À quoi tendent mes relations avec le monde ? Je veux en jouir ; il faut pour cela qu'il soit ma propriété, et je veux donc le conquérir. Je ne veux pas la liberté des hommes, je ne veux pas l'égalité des hommes, je ne veux que ma puissance sur les hommes ; je veux qu'ils soient ma propriété, c'est-à-dire qu'ils servent à ma jouissance. Et s'ils s'opposent à mes désirs, eh bien ! le droit de vie et de mort que se sont réserve l'Église et l'État, je déclare que lui aussi — est à moi.

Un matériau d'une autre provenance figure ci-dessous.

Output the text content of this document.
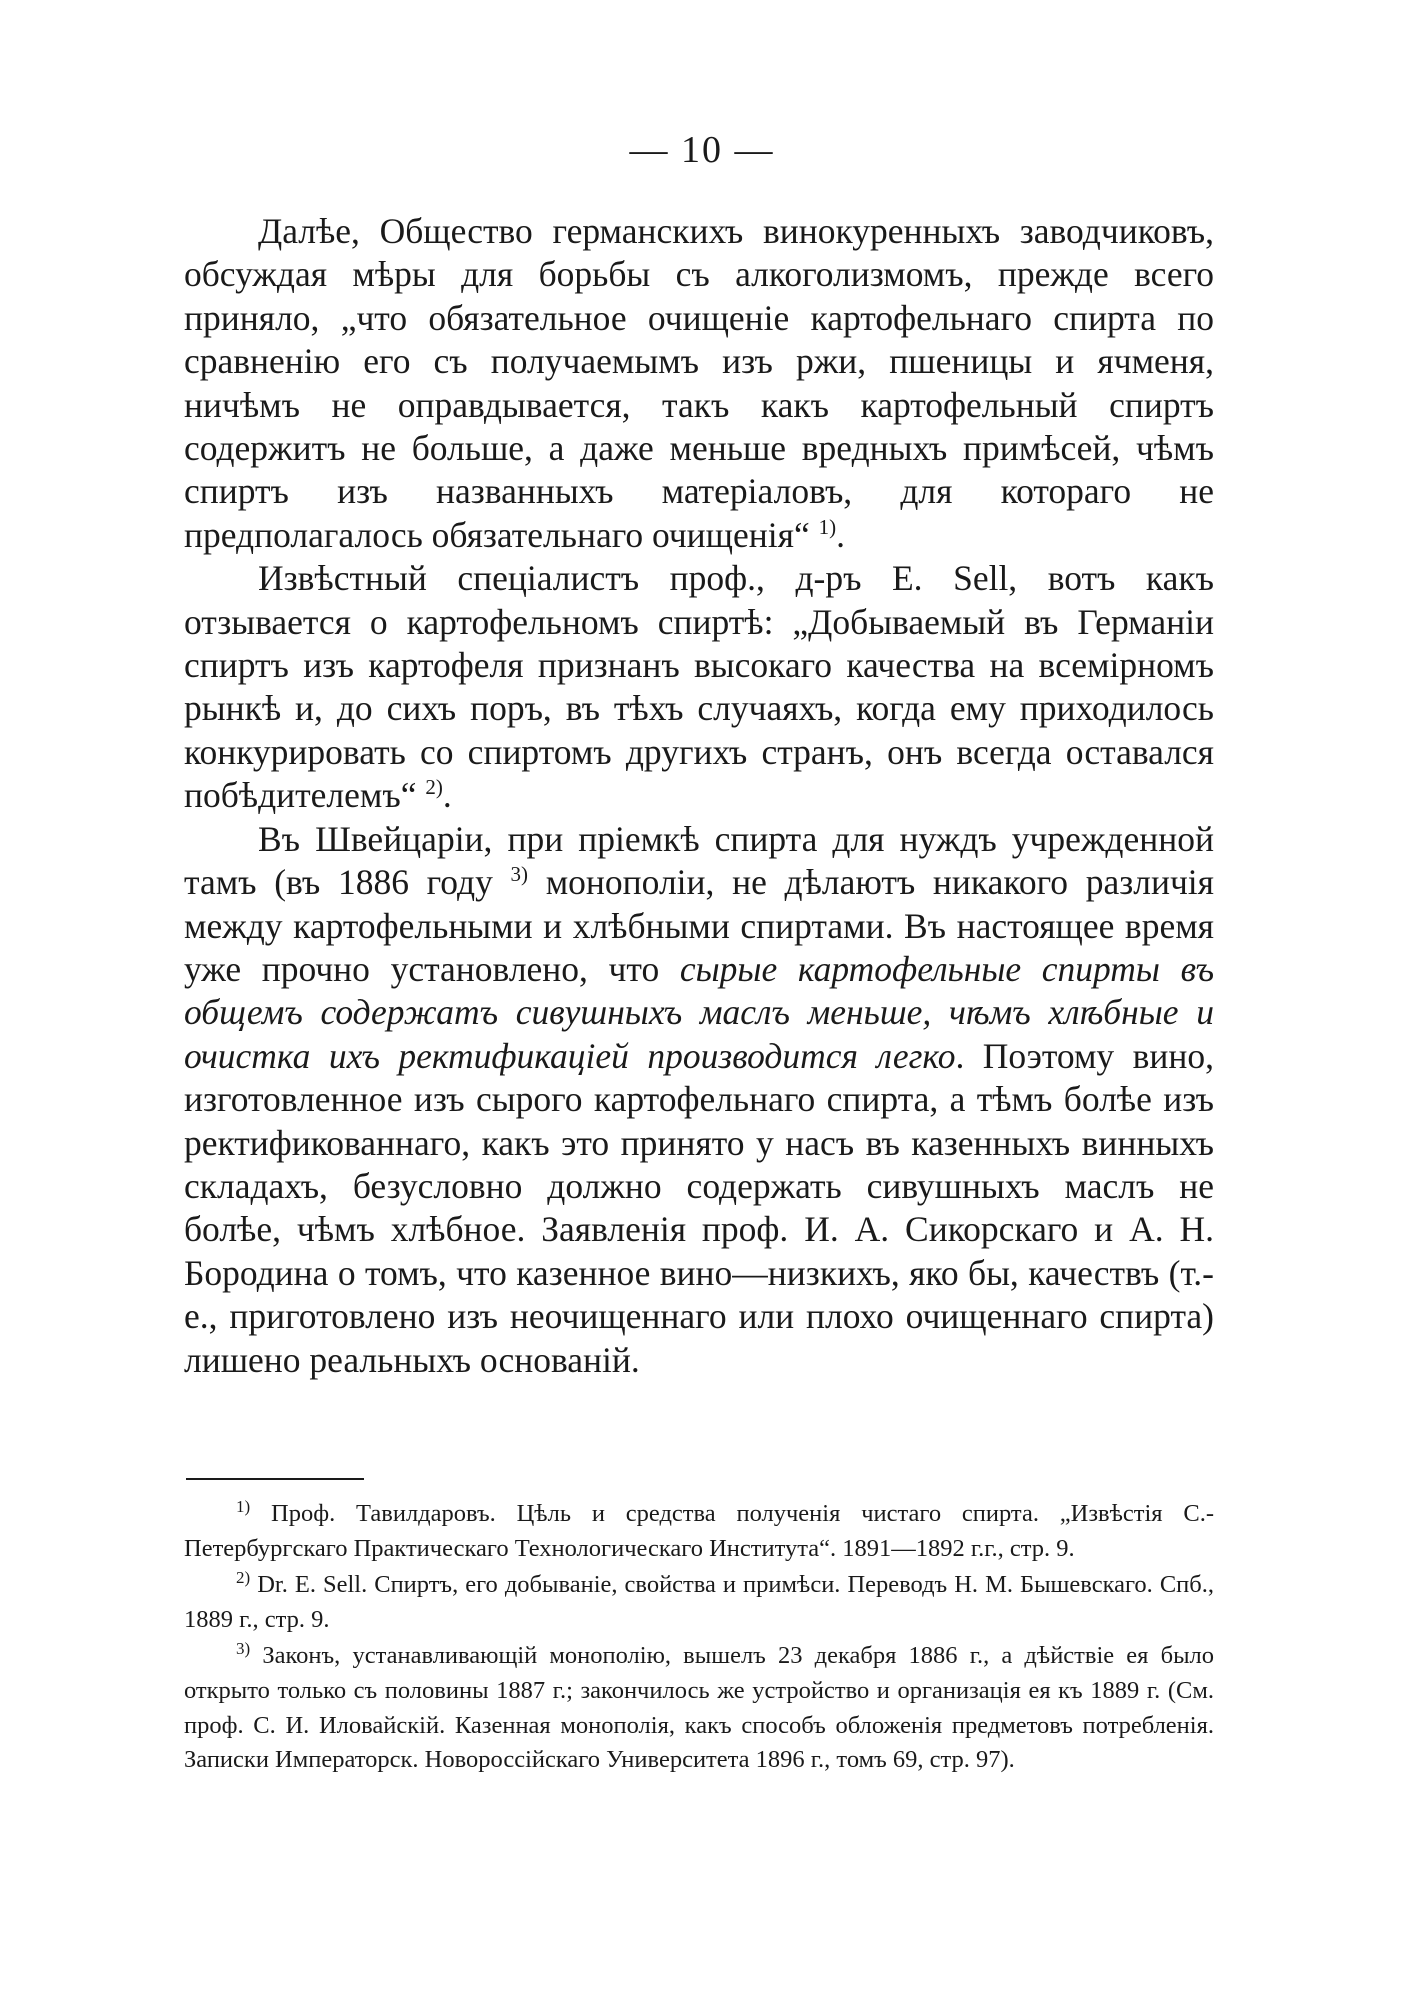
— 10 —

Далѣе, Общество германскихъ винокуренныхъ заводчиковъ, обсуждая мѣры для борьбы съ алкоголизмомъ, прежде всего приняло, „что обязательное очищеніе картофельнаго спирта по сравненію его съ получаемымъ изъ ржи, пшеницы и ячменя, ничѣмъ не оправдывается, такъ какъ картофельный спиртъ содержитъ не больше, а даже меньше вредныхъ примѣсей, чѣмъ спиртъ изъ названныхъ матеріаловъ, для котораго не предполагалось обязательнаго очищенія“ $^{1)}$.

Извѣстный спеціалистъ проф., д-ръ E. Sell, вотъ какъ отзывается о картофельномъ спиртѣ: „Добываемый въ Германіи спиртъ изъ картофеля признанъ высокаго качества на всемірномъ рынкѣ и, до сихъ поръ, въ тѣхъ случаяхъ, когда ему приходилось конкурировать со спиртомъ другихъ странъ, онъ всегда оставался побѣдителемъ“ $^{2)}$.

Въ Швейцаріи, при пріемкѣ спирта для нуждъ учрежденной тамъ (въ 1886 году $^{3)}$ монополіи, не дѣлаютъ никакого различія между картофельными и хлѣбными спиртами. Въ настоящее время уже прочно установлено, что сырые картофельные спирты въ общемъ содержатъ сивушныхъ маслъ меньше, чѣмъ хлѣбные и очистка ихъ ректификаціей производится легко. Поэтому вино, изготовленное изъ сырого картофельнаго спирта, а тѣмъ болѣе изъ ректификованнаго, какъ это принято у насъ въ казенныхъ винныхъ складахъ, безусловно должно содержать сивушныхъ маслъ не болѣе, чѣмъ хлѣбное. Заявленія проф. И. А. Сикорскаго и А. Н. Бородина о томъ, что казенное вино—низкихъ, яко бы, качествъ (т.-е., приготовлено изъ неочищеннаго или плохо очищеннаго спирта) лишено реальныхъ основаній.

$^{1)}$ Проф. Тавилдаровъ. Цѣль и средства полученія чистаго спирта. „Извѣстія С.-Петербургскаго Практическаго Технологическаго Института“. 1891—1892 г.г., стр. 9.

$^{2)}$ Dr. E. Sell. Спиртъ, его добываніе, свойства и примѣси. Переводъ Н. М. Бышевскаго. Спб., 1889 г., стр. 9.

$^{3)}$ Законъ, устанавливающій монополію, вышелъ 23 декабря 1886 г., а дѣйствіе ея было открыто только съ половины 1887 г.; закончилось же устройство и организація ея къ 1889 г. (См. проф. С. И. Иловайскій. Казенная монополія, какъ способъ обложенія предметовъ потребленія. Записки Императорск. Новороссійскаго Университета 1896 г., томъ 69, стр. 97).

Flétrissez cette veuve d'officier qui, durant la retraite de Russie, ayant eu la jambe emportée par un boulet, défit sa jarretière, étrangla son enfant, puis se coucha pour mourir à côté du cadavre ; flétrissez la mémoire de cette mère infanticide. Qui sait, si cet enfant était resté en vie, quels « services il eût pu rendre » au monde ? Et la mère le tua, parce qu'elle voulait mourir contente et tranquille ! Cette histoire émeut peutêtre encore votre sentimentalité, mais vous n'en savez rien tirer d'autre. Soit. Pour moi, je veux montrer par cet exemple que c'est mon contentement qui décide de mes rapports avec les hommes et qu'il n'y a pas d'accès d'humilité qui puisse me faire renoncer au pouvoir de vie et de mort.

Quant aux « devoirs sociaux » en général, ce n'est pas à un tiers à fixer ma position vis-à-vis des autres ; ce n'est, par conséquent, ni Dieu ni l'humanité qui peuvent déterminer les rapports entre moi et les hommes : c'est Moi qui prends position. Cela revient à dire plus nettement : Je n'ai pas de devoirs envers les autres, pas plus que je n'ai de devoirs envers moi (par exemple, le devoir de la conservation, opposé au suicide), à moins que je ne « me » distingue Moi-même (mon âme immortelle de mon existence terrestre, etc.).

Je ne m'humilie plus devant aucune puissance, je reconnais que toute puissance n'est que la mienne, et que je dois l'abattre dès qu'elle menace de devenir opposée ou supérieure à Moi. Toute puissance ne peut être considérée que comme un de mes moyens d'arriver à mes fins, de même qu'un chien de chasse est une puissance à notre service contre l'animal sauvage, mais que nous le tuons s'il vient à nous attaquer nousmêmes. Toutes les puissances qui furent mes maîtresses, je les rabaisse donc au rôle de mes servantes. Les idoles n'existent que par Moi : il suffit que je ne les crée plus pour qu'elles ne soient plus ; il n'y a de « puissances supérieures » que parce que je les élève et me mets au-dessous d'elles.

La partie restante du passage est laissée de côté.